Graeme Smith's The Dogs Are Eating Them Now: Our War in Afghanistan. Smith's account of what he witnessed in Afghanistan, where he was reporting for The Globe and Mail. The book won this year's $60,000 Hilary Weston Writers' Trust Prize for Nonfiction. The BC National Award jury calls it "a disturbing, depressing and essential book about Canada's long, misguided Afghanistan mission."

Thomas King's The Inconvenient Indian: A Curious Account of Native People in North America, which was a finalist for the Weston Prize. "King's wry and, at times, angry recounting of the relationship between first nations people and those who came after is remarkable work. Highly personal, yet remarkably well-researched and documented, he lays bare uncomfortable truths about history, politics and modern North American culture," reads the jury citation, in part.

The Once and Future World: Nature As It Was, As It Is, As It Could Be – also on the Weston Prize shortlist – by J.B. MacKinnon (best known for The 100-Mile Diet).
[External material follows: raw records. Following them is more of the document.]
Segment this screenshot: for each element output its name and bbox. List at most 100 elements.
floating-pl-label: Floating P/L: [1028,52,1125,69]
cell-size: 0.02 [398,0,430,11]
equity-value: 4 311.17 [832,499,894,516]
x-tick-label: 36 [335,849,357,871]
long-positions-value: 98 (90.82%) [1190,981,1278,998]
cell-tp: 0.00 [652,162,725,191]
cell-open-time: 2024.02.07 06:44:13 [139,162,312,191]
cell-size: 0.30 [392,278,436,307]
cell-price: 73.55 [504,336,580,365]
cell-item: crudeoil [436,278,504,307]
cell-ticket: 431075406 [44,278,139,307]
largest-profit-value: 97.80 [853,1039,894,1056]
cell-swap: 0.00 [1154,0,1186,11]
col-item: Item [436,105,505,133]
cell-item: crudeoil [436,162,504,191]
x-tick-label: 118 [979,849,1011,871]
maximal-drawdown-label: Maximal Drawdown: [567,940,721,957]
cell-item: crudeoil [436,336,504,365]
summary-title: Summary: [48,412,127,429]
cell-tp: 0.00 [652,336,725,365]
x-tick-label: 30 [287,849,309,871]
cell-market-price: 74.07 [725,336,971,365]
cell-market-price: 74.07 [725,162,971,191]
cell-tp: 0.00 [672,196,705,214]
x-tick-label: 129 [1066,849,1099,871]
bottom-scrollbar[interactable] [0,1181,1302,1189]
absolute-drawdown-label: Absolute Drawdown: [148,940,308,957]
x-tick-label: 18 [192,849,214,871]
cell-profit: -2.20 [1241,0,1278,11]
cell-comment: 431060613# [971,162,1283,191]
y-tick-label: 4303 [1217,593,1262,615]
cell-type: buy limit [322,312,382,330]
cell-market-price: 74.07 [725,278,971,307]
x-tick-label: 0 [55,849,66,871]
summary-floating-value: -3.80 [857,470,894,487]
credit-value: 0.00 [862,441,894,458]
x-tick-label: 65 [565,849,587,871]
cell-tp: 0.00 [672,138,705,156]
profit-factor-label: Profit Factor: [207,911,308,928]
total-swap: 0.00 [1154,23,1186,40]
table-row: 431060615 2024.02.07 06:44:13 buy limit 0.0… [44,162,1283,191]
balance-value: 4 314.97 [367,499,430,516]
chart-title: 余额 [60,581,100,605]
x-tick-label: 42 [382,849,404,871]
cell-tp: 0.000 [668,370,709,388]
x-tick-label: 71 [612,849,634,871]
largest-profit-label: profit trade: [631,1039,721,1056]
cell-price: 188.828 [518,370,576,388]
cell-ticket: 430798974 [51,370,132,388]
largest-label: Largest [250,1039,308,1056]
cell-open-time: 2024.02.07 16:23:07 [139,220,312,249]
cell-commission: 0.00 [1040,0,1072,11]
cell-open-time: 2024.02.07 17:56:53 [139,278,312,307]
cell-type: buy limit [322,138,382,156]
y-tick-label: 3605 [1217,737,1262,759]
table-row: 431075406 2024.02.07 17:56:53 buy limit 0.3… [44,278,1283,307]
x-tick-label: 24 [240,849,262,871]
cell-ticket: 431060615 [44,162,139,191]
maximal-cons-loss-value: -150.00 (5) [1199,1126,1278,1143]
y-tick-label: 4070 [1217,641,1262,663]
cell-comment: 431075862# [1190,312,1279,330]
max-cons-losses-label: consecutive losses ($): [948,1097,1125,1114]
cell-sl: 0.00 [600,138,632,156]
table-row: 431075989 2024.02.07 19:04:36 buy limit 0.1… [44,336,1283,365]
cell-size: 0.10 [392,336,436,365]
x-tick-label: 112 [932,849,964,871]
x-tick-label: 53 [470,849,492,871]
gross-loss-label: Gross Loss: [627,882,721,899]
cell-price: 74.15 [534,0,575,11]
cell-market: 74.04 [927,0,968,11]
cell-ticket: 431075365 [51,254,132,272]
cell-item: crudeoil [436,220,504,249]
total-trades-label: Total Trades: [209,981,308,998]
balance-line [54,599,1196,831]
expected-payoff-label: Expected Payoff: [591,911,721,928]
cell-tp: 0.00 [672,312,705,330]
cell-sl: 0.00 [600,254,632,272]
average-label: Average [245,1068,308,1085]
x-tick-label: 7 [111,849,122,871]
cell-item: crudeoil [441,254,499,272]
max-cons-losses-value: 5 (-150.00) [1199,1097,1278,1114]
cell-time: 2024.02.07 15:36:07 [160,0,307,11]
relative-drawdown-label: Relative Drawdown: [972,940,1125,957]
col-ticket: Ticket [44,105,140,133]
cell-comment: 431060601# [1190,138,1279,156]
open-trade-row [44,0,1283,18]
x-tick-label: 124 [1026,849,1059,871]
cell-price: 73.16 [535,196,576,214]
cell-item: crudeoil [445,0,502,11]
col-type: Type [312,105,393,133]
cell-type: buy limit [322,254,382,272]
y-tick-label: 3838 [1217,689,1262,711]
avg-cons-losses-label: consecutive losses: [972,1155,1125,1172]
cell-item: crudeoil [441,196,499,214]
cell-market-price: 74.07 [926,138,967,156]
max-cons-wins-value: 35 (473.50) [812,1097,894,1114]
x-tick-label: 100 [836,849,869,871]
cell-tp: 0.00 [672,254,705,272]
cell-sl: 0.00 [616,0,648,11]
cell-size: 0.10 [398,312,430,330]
A Vancouver resident, MacKinnon is the only B.C. author on the shortlist. The jury writes that MacKinnon "in lush hypnotic prose ... paints an unforgettable picture of a long-gone world, while inspiring us to believe that something like it could once again be achieved."

Carolyn Abraham's memoir The Juggler's Children: A Journey into Family, Legend and the Genes that Bind Us, which was also a finalist for this year's Governor General's Award for Non-fiction. Like Smith, Abraham is a former Globe and Mail journalist. "Rigorously researched and finely written, Abraham's discovery of some disturbing facts about her ancestors leads to the inescapable conclusion of our common humanity," reads the jury citation, in part.

Margaret MacMillan's The War That Ended Peace: The Road to 1914. The jury calls it "a formidable accomplishment by a great historian [which] also provides delicious portraits of the times and of the men who led, stumbled, and strutted their way into a war they all assumed would not, could not, happen."

The five finalists were selected from 141 submissions by a jury made up of author and publisher Anna Porter, Vancouver Sun columnist Daphne Bramham, and Globe and Mail books editor Jared Bland.

The $40,000 prize offered by the British Columbia Achievement Foundation will be awarded in February, 2014.